Cas d'utilisation Méthode d'authentification À propos de cette méthode d'authentification
Accédez aux sources de données directement depuis un agent. Compte de service Les agents déployés ont accès à toutes les ressources auxquelles leur compte de service est autorisé à accéder.
Envoyez des requêtes aux points de terminaison à l'aide de clés API depuis un agent. Clés API Avant d'utiliser cette méthode d'authentification, vérifiez que l'API que vous souhaitez utiliser est compatible avec les clés API.
Gérez les comptes utilisateur, l'inscription, la connexion ou l'autorisation pour les utilisateurs finaux de l'agent. ID client OAuth Votre agent doit demander et obtenir le consentement de l'utilisateur.

Rôles

Les agents que vous déployez sur Vertex AI Agent Engine s'exécutent à l'aide de l'agent de service AI Platform Reasoning Engine ou de votre compte de service personnalisé. Pour en savoir plus, consultez Configurer l'identité et les autorisations de votre agent.

Agent de service AI Platform Reasoning Engine

Le compte de service Agent de service AI Platform Reasoning Engine utilise le format service-PROJECT_NUMBER@gcp-sa-aiplatform-re.iam.gserviceaccount.com.

Le compte de service dispose d'un rôle Agent de service Vertex AI Reasoning Engine (roles/aiplatform.reasoningEngineServiceAgent) qui accorde les autorisations par défaut requises pour les agents déployés. Vous pouvez consulter la liste complète des autorisations par défaut dans la documentation IAM.

Lister les rôles d'un agent déployé

Console

  1. Accédez à la page IAM.

    Accéder à IAM

  2. Sélectionnez le projet correspondant à votre projet Google Cloud .

  3. Recherchez le principal qui correspond au compte de service utilisé comme identité de votre agent.

  4. Les rôles de l'agent déployé se trouvent dans la colonne Rôle.

gcloud

Commencez par installer et initialiser la CLI gcloud. Exécutez ensuite la commande suivante :

gcloud projects get-iam-policy PROJECT_ID_OR_NUMBER \
  --flatten="bindings[].members" \
  --filter="bindings.members:serviceAccount:PRINCIPAL" \
  --format="value(bindings.role)"

Où :

  • PROJECT_ID_OR_NUMBER correspond à l'ID ou au numéro de votre projet.
  • PRINCIPAL est basé sur le compte de service utilisé lors du déploiement de l'agent sur Vertex AI Agent Engine.

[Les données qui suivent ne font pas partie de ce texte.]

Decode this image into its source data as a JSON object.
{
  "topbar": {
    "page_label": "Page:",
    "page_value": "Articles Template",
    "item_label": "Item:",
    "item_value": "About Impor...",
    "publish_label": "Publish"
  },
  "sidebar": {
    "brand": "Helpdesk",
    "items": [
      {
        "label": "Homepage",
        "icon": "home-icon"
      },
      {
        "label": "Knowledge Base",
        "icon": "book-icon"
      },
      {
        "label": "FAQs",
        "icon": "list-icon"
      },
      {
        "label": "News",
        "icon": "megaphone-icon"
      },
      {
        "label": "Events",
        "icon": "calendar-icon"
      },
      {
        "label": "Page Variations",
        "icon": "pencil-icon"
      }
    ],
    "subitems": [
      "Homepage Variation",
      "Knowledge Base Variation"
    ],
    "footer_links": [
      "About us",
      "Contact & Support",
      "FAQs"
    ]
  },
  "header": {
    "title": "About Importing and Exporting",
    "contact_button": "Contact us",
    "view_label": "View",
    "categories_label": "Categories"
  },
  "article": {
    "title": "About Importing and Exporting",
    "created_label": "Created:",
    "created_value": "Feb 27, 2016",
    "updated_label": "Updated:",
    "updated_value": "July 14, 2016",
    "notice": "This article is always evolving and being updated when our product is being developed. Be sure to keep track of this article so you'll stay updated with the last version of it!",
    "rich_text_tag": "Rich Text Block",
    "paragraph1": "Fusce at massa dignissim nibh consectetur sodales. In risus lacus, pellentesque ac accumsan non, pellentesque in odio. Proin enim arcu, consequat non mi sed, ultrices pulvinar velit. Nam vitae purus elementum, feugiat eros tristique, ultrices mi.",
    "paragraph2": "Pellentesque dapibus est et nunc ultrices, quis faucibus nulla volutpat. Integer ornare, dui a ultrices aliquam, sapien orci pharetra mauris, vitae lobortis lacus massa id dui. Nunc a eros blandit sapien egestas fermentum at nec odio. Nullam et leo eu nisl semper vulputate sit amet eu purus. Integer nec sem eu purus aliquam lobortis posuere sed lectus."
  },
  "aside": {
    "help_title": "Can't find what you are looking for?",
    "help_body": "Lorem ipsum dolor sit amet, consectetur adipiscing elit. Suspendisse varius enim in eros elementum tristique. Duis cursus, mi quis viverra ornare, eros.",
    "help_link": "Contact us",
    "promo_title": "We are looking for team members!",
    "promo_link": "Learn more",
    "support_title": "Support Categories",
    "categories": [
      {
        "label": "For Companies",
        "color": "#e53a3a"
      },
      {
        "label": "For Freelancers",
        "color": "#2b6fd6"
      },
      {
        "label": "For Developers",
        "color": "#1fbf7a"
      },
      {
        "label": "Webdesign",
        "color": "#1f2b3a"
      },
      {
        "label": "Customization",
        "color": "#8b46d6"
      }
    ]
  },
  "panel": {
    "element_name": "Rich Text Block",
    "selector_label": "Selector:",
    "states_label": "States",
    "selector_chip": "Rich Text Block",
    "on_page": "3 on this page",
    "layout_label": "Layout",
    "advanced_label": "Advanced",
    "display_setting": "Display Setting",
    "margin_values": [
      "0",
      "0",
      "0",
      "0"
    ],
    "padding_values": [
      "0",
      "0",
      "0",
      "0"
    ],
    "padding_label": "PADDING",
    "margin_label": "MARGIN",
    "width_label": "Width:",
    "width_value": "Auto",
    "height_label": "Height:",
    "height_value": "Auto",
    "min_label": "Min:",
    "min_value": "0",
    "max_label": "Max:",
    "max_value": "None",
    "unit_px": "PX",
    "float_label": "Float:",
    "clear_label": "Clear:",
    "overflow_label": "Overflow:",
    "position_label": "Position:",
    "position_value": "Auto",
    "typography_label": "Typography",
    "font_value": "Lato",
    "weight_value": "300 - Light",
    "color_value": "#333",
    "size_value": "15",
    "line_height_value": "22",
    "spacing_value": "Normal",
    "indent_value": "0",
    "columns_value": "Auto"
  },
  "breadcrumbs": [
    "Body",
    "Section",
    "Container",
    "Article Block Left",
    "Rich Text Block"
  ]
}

Pour en savoir plus, consultez la documentation IAM et la documentation de référence de la CLI.

Python

Commencez par installer la bibliothèque cliente en exécutant

pip install google-api-python-client

Ensuite, authentifiez-vous et exécutez la commande suivante pour lister les rôles d'un agent déployé :

from google.cloud import resourcemanager_v3
from google.iam.v1 import iam_policy_pb2

project_id = "PROJECT_ID"
principal = "PRINCIPAL"

crm_service = resourcemanager_v3.ProjectsClient()
policy = crm_service.get_iam_policy(iam_policy_pb2.GetIamPolicyRequest(
    resource=f"projects/{project_id}"
))
for binding in policy.bindings:
    for member in binding.members:
        if principal in member:
            print(binding.role)

PRINCIPAL est basé sur le compte de service utilisé lors du déploiement de l'agent sur Vertex AI Agent Engine.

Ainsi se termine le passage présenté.